Lincoln, NE-Optometrists here plan to ramp up efforts this fall to secure legislators' support for a bill that would allow them to perform minor surgical techniques and laser procedures, and administer oral glaucoma medications.

First introduced in 2009, the bill was re-introduced in January 2011 after a lengthy administrative review stalled action on the bill. Dave McBride, executive director of the Nebraska Optometric Association (NOA), said he is optimistic the legislature will vote upon the measure in 2012.

Before the session resumes in January, McBride said the NOA will resume efforts to educate lawmakers about expanding optometry services to make eye care more accessible for Nebraskans.

"There's certainly a significant difference in terms of accessibility to optometrists versus ophthalmologists," he said.

The bill was patterned after Oklahoma's 1998 landmark legislation that allowed optometrists to perform some surgical procedures. Earlier this year, Kentucky became only the second state to grant limited surgical privileges to optometrists, and efforts are under way in South Carolina and Texas to obtain similar rights.

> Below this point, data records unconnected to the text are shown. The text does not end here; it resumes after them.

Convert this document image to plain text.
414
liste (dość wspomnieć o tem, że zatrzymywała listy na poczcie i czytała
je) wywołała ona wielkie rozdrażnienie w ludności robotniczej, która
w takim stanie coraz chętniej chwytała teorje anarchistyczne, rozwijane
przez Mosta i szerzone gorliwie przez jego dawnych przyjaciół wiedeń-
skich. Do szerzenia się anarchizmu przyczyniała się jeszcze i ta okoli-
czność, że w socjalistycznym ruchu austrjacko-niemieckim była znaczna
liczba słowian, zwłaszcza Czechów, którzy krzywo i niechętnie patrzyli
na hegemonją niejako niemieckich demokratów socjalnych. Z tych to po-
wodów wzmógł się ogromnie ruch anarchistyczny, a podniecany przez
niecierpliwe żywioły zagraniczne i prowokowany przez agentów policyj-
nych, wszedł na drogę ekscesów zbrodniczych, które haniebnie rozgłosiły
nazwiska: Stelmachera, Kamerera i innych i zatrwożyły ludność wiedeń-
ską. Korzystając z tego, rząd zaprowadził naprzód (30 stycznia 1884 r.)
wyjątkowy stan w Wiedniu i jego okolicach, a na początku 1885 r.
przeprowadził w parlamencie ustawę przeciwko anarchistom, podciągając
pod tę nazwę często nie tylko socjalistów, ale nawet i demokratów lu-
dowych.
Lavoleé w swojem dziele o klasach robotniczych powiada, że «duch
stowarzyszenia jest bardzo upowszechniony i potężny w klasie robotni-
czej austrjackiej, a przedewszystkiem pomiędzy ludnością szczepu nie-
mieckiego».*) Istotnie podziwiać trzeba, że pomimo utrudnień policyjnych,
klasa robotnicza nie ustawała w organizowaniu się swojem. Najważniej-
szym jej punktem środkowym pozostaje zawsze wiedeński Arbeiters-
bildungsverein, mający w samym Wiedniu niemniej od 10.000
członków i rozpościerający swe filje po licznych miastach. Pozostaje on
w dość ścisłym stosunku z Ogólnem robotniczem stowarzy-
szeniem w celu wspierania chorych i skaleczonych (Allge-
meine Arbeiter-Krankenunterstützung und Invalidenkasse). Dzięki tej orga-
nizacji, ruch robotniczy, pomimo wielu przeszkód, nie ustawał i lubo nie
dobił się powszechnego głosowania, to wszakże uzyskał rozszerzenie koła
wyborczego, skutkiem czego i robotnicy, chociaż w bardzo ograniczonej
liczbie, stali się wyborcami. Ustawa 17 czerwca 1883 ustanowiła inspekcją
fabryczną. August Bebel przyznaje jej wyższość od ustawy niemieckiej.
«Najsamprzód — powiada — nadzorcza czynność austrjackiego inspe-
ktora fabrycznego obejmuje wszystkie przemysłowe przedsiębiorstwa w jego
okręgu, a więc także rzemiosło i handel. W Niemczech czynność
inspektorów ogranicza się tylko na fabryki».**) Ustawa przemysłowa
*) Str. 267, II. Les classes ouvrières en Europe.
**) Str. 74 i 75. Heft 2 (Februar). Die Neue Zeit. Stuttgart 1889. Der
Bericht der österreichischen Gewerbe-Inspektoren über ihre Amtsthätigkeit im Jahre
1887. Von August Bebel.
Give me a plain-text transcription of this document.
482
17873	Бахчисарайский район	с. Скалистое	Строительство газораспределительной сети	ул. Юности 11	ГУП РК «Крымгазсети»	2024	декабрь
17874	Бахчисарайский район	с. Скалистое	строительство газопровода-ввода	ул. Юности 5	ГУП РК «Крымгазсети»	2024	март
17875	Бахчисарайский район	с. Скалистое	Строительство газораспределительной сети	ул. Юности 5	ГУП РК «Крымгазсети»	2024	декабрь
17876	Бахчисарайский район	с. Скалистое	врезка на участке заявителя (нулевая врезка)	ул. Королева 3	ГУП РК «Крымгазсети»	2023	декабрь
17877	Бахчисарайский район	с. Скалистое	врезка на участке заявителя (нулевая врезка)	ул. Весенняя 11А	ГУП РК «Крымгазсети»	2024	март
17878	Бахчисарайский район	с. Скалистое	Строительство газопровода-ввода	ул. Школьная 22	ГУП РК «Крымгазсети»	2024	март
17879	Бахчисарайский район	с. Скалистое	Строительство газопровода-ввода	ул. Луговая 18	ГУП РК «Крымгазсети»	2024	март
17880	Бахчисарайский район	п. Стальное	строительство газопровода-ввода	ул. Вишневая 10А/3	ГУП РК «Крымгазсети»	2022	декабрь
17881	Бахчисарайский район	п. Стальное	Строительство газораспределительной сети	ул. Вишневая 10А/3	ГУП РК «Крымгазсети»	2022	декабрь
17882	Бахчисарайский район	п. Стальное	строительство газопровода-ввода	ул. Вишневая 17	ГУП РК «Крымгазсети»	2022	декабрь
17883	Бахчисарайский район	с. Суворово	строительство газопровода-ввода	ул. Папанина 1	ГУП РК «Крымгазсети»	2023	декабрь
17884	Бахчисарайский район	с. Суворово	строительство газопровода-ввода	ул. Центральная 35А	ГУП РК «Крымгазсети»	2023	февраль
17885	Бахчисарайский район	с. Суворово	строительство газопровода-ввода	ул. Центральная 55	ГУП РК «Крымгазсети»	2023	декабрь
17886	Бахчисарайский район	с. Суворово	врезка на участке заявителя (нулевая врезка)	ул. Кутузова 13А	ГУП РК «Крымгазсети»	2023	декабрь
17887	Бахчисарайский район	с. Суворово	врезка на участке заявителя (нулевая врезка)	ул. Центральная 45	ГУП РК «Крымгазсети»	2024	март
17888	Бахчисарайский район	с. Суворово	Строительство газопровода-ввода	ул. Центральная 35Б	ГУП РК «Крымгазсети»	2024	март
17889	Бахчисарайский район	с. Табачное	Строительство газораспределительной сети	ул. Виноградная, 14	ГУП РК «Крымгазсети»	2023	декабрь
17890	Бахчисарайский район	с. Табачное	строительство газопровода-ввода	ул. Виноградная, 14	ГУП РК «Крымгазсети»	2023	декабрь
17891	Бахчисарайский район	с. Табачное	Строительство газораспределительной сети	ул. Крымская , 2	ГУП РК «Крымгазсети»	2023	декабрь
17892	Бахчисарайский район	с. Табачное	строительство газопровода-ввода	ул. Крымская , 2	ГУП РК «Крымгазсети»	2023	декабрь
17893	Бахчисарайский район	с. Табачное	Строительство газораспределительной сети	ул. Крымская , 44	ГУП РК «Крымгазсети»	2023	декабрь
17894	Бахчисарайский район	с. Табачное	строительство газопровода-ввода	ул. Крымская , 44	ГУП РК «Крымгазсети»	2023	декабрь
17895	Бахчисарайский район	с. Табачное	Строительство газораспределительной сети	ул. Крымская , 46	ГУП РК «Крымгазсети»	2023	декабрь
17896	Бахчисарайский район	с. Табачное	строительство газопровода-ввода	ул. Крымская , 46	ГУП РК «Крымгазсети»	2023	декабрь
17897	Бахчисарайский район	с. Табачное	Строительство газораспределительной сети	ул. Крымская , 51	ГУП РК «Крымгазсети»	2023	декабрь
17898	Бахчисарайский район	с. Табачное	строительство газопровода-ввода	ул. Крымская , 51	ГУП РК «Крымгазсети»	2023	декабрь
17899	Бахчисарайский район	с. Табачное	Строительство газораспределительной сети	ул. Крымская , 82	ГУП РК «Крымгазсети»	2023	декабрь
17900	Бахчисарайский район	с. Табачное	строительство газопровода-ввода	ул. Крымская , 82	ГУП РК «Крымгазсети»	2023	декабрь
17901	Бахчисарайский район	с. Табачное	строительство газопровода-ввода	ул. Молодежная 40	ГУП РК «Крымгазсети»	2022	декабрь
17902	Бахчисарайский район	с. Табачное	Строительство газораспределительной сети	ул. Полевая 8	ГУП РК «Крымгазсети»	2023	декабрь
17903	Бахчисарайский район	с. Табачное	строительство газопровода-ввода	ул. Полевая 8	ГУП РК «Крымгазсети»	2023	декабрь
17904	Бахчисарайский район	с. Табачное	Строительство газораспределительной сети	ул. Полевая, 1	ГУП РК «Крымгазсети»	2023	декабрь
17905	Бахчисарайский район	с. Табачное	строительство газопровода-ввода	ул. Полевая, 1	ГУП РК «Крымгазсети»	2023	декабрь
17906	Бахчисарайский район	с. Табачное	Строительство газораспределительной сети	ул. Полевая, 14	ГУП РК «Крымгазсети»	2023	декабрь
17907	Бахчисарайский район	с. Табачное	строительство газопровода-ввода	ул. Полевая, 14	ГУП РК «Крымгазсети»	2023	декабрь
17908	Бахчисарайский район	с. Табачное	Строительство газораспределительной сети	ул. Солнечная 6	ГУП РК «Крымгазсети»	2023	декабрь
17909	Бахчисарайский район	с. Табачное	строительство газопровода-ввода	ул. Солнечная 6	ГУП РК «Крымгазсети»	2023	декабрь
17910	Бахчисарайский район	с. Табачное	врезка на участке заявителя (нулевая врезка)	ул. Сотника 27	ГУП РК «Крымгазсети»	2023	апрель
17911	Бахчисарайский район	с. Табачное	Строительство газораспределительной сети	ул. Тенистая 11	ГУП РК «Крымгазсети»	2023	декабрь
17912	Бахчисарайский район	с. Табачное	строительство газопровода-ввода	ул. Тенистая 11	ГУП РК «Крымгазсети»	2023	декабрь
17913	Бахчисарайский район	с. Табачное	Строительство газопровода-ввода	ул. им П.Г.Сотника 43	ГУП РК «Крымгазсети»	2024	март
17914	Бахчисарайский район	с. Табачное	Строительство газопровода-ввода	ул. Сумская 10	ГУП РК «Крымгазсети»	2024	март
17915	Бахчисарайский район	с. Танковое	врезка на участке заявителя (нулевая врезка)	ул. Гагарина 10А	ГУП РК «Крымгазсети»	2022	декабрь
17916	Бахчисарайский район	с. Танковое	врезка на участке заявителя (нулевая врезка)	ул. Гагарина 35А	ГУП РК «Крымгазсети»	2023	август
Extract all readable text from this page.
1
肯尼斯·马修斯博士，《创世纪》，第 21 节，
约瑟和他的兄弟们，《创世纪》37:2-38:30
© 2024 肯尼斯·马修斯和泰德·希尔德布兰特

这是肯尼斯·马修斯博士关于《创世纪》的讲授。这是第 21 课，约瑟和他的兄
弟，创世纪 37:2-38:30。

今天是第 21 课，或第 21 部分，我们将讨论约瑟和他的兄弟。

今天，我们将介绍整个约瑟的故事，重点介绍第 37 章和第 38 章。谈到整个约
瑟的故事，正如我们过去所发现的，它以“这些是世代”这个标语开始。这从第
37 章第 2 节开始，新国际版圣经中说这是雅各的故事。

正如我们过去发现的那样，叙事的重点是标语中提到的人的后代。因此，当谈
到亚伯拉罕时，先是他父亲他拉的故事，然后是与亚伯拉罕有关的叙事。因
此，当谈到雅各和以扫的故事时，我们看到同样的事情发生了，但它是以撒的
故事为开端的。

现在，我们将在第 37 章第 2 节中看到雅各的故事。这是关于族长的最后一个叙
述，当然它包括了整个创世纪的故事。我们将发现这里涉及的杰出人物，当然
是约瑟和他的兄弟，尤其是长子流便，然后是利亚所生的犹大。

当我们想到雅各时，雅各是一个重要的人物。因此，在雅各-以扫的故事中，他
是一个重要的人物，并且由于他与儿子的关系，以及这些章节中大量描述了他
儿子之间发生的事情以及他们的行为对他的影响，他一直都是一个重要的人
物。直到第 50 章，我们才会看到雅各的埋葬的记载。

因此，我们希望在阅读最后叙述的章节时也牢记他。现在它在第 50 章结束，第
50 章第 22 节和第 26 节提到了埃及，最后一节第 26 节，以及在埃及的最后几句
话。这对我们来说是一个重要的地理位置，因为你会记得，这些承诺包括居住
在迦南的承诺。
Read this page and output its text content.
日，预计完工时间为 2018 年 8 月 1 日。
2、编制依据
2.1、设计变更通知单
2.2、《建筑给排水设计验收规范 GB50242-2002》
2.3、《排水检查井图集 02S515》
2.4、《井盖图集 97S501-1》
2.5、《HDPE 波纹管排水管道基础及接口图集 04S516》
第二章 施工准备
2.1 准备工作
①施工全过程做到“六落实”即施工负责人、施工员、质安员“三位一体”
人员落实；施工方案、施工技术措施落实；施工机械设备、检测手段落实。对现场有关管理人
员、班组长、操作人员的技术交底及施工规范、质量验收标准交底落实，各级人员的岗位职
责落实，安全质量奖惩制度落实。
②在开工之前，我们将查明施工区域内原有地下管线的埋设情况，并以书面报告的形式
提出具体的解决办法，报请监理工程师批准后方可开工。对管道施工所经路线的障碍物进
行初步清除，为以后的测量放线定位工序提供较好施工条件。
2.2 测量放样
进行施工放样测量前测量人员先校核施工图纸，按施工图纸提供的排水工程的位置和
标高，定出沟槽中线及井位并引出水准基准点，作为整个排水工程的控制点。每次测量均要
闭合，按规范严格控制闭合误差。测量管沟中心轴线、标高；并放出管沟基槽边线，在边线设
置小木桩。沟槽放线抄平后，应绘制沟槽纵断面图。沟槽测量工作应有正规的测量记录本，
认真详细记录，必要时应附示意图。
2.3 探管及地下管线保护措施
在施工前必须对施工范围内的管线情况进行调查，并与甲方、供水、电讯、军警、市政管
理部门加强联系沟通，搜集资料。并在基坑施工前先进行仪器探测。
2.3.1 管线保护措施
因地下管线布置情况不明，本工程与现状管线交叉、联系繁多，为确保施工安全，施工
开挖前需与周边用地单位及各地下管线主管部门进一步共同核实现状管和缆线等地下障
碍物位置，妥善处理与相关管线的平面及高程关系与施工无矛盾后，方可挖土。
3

A spokesman for the American Optometric Association said he could not discuss states' efforts since each works independently on legislative matters. However, the American Medical Association has reported that optometry organizations in about 26 states are pursuing legislation that would expand their scope of practice to include some surgical procedures.

In Nebraska, the proposed bill would allow optometrists to perform capsulotomies, trabeculoplasties, and laser peripheral iridotomies, and to remove skin lesions. It also would authorize optometrists to inject pharmaceuticals into the eyelid, and permit optometrists to prescribe oral medication for glaucoma. The association also is seeking permission to perform these procedures within the state in a hands-on, educational setting before the bill is passed, McBride said.

The bill has been opposed by ophthalmologists, who have protested that optometrists lack the training and experience to handle complications that may arise during surgery. They argue that optometrists also lack the thousands of hours of supervised experience ophthalmologists receive through their residency training.

However, McBride said, optometrists have plenty of experience working in eye care, and can easily gain the additional training needed. After all, he said, many ophthalmologists learned to use lasers and perform newer techniques through continuing-education courses well after they graduated medical school.

Many optometrists co-manage patients with ophthalmologists and already perform post-op care, making them familiar with the complications that can arise and how to manage them, McBride added.

"This is a pretty small step forward for optometrists, not the quantum leap that medicine would like people to believe," he explained. "Many of these procedures can be done with topical anesthetics that optometrists already use now. It's portrayed intentionally by medicine to legislators and the public that this is comparable to [treating] someone in a surgical suite for a vastly complicated case, and that's not what we are talking about."

While new procedures would require some training, he argues that the equipment and instrumentation is not very complicated, and is similar to that already used in optometry clinics.

The "vast majority" of the NOA's members are enthusiastic about expanding their services and predict a significant benefit for their patients, even if not all optometrists would immediately pursue them, McBride said.

Still, there are hurdles, including what he called a "negative" review of the bill in 2010 by the legislature's administrative review process-something McBride acknowledges has been the experience for most health professions that have attempted to expand their powers, and won't necessarily block passage of the bill. It just means optometrists have to help legislators understand how and why the bill will help residents achieve better eye care.

"The fact that only a couple of states right now have comparable scope of authority is an indication this is a difficult threshold for optometry to get passed," he said, adding that key legislators have suggested a compromise might be required. "It's not impossible, but it raises questions in the minds of a lot of lawmakers. We have good support."